'Haters gonna hate', says US inventor of 'monstrous' badges encouraging strangers to chat on the Tube

Stop talking: Londoners condemn tube chat scheme
Tube Chat
Jamie Micklethwaite29 September 2016

An American who sparked a backlash by handing out badges encouraging Londoners to talk to strangers on the Tube today said: "Haters gonna hate".

NHS worker Jonathan Dunne made and handed out 500 badges designed to be worn by commuters who wanted to strike up a conversation on the Underground.

But the badges, which carried the question 'Tube chat?', sparked outrage on social media from Londoners who considered solitude on their commute sacrosanct.

The 42-year-old responsible for them hit back, though, telling sceptics the badges are for lonely people who want some company.

'Haters gonna hate': Jonathan Dunne 
Facebook

"Haters gonna hate," Mr Dunne told the Standard. "Who cares if that’s what they’re writing about? If people are really upset by 500 tube chat badges then they need to get a life.”

After the Tube chat badges were handed out this morning at Old Street, Londoners took to social media in their swathes to condemn the idea of talking to a stranger during their commute.

Some Twitter users even chose to make their own mock badges, telling people not to talk to them.

One of the spoof designs spawned by the badges (Buzzfeed)

And Mr Dunne, who is from Colorado and now lives in Green Lanes, revealed that he had difficulty handing out the 500 badges before making it into work.

He said: "It's rush hour so it's sort of running the gauntlet.

"The reaction to the badges was about 80/20, 80 percent really negative and 20 per cent positive but it's completely voluntary.

"I thought it would be a fun thing to do, handing out the flyers and chatting to people but it didn't go so well.

"People wouldn't take one, saying they might end up talking to a psychopath."

Mr Dunne added that the idea behind the badges came from an activity he organised as an administrator at the NHS and from his Colorado upbringing.

He said: "I organised an activity at the NHS to coincide with the Olympics and to get people involved but no one came.

"My wife and I both come from small towns in America and locally we know everyone.

"If you go to the supermarket there you know everyone at least by their face, but as soon as you walk out of the door in London you're anonymous."

Despite wearing a badge on his commute home yesterday, Mr Dunne said nobody tried to speak to him on the Tube.

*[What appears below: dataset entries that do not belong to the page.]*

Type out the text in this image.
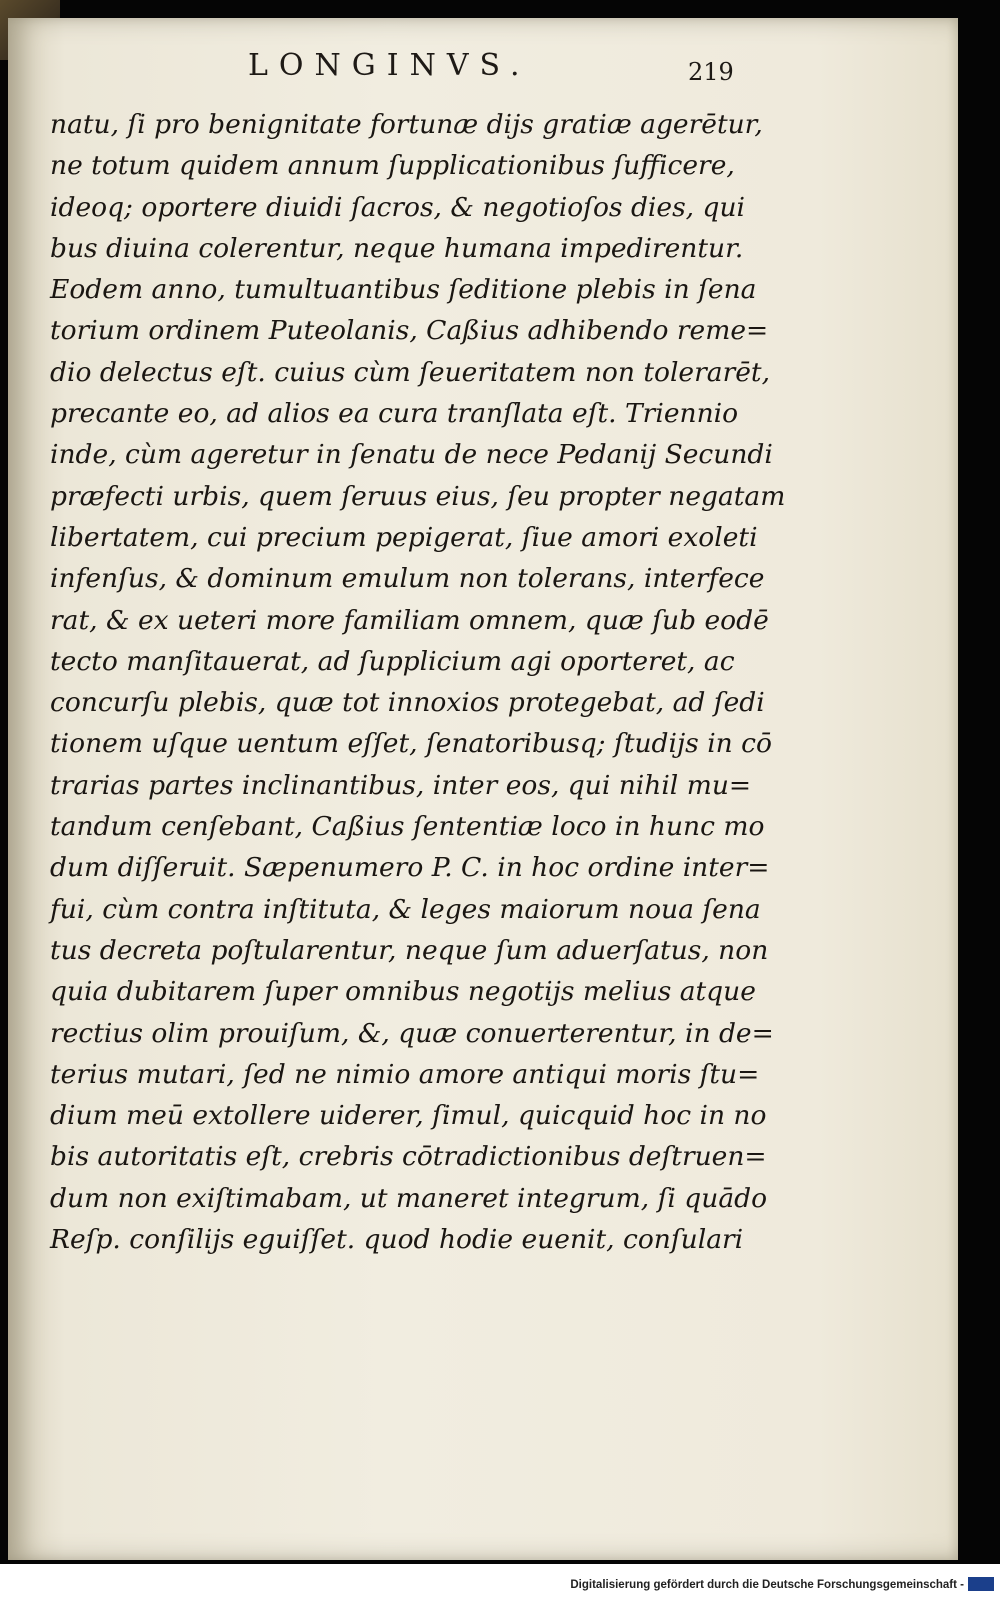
LONGINVS.	219
natu, ſi pro benignitate fortunæ dijs gratiæ agerētur,
ne totum quidem annum ſupplicationibus ſufficere,
ideoq; oportere diuidi ſacros, & negotioſos dies, qui
bus diuina colerentur, neque humana impedirentur.
Eodem anno, tumultuantibus ſeditione plebis in ſena
torium ordinem Puteolanis, Caßius adhibendo reme=
dio delectus eſt. cuius cùm ſeueritatem non tolerarēt,
precante eo, ad alios ea cura tranſlata eſt. Triennio
inde, cùm ageretur in ſenatu de nece Pedanij Secundi
præfecti urbis, quem ſeruus eius, ſeu propter negatam
libertatem, cui precium pepigerat, ſiue amori exoleti
infenſus, & dominum emulum non tolerans, interfece
rat, & ex ueteri more familiam omnem, quæ ſub eodē
tecto manſitauerat, ad ſupplicium agi oporteret, ac
concurſu plebis, quæ tot innoxios protegebat, ad ſedi
tionem uſque uentum eſſet, ſenatoribusq; ſtudijs in cō
trarias partes inclinantibus, inter eos, qui nihil mu=
tandum cenſebant, Caßius ſententiæ loco in hunc mo
dum diſſeruit. Sæpenumero P. C. in hoc ordine inter=
fui, cùm contra inſtituta, & leges maiorum noua ſena
tus decreta poſtularentur, neque ſum aduerſatus, non
quia dubitarem ſuper omnibus negotijs melius atque
rectius olim prouiſum, &, quæ conuerterentur, in de=
terius mutari, ſed ne nimio amore antiqui moris ſtu=
dium meū extollere uiderer, ſimul, quicquid hoc in no
bis autoritatis eſt, crebris cōtradictionibus deſtruen=
dum non exiſtimabam, ut maneret integrum, ſi quādo
Reſp. conſilijs eguiſſet. quod hodie euenit, conſulari
Digitalisierung gefördert durch die Deutsche Forschungsgemeinschaft -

But he added that he would be wearing one home tonight and that "hope springs eternal"

He also revealed that he was planning on making more badges to hand out, despite criticism from Londoners and his wife.

He said: “When I do it again I’m not going to do it at a station, being somewhere different will bring up a completely different reaction.

“At a station people put a guard up and I think I could have been holding anything and people would have told me to go away.

“I’m thinking about doing another hundred but my wife isn’t too keen."